Ruas jalan yang rusak tersebut merupakan jalur vital bagi masyarakat Glagah. Jalan ini menjadi akses utama menuju pusat pemerintahan kecamatan, pasar, serta fasilitas umum lainnya. Tingginya volume kendaraan setiap hari membuat kondisi jalan berlubang menjadi persoalan serius yang membutuhkan penanganan segera.
Warga berharap pemerintah daerah melalui dinas terkait dapat segera turun tangan. Selain perbaikan permanen, warga juga meminta adanya langkah penanganan sementara, seperti penambalan darurat atau pemasangan rambu peringatan, guna mengurangi risiko kecelakaan.

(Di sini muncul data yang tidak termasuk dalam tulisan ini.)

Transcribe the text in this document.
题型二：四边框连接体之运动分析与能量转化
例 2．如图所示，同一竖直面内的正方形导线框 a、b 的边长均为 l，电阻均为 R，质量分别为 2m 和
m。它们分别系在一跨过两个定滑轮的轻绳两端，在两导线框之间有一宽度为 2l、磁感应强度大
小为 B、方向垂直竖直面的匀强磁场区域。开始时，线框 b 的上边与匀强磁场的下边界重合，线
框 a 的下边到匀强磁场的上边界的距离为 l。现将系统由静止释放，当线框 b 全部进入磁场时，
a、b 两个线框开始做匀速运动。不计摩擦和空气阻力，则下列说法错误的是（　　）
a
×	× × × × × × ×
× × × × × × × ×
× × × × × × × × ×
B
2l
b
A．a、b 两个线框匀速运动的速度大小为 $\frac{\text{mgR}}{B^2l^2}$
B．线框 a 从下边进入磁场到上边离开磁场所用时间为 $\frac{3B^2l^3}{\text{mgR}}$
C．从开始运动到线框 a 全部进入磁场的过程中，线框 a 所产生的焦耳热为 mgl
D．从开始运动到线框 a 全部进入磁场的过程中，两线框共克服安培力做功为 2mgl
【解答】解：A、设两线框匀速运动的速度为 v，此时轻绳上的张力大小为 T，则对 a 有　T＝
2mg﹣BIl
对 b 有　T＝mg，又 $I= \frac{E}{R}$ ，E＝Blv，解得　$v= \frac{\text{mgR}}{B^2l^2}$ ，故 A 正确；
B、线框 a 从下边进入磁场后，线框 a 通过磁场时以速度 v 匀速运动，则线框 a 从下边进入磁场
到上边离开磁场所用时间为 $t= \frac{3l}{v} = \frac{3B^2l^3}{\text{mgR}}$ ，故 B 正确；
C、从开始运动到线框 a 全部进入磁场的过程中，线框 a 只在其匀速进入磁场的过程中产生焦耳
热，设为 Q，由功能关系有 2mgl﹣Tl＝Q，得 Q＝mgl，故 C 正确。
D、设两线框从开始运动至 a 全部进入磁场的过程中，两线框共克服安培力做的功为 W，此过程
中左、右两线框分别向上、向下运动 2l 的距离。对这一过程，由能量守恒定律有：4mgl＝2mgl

“Minimal ada penanganan awal dulu. Jangan sampai menunggu korban baru diperbaiki. Ini jalan utama dan sangat ramai,” pungkas Anwar.
Hingga kini, masyarakat masih menantikan respons konkret dari instansi berwenang agar kerusakan jalan poros Glagah tidak semakin meluas dan keselamatan pengguna jalan tetap terjamin.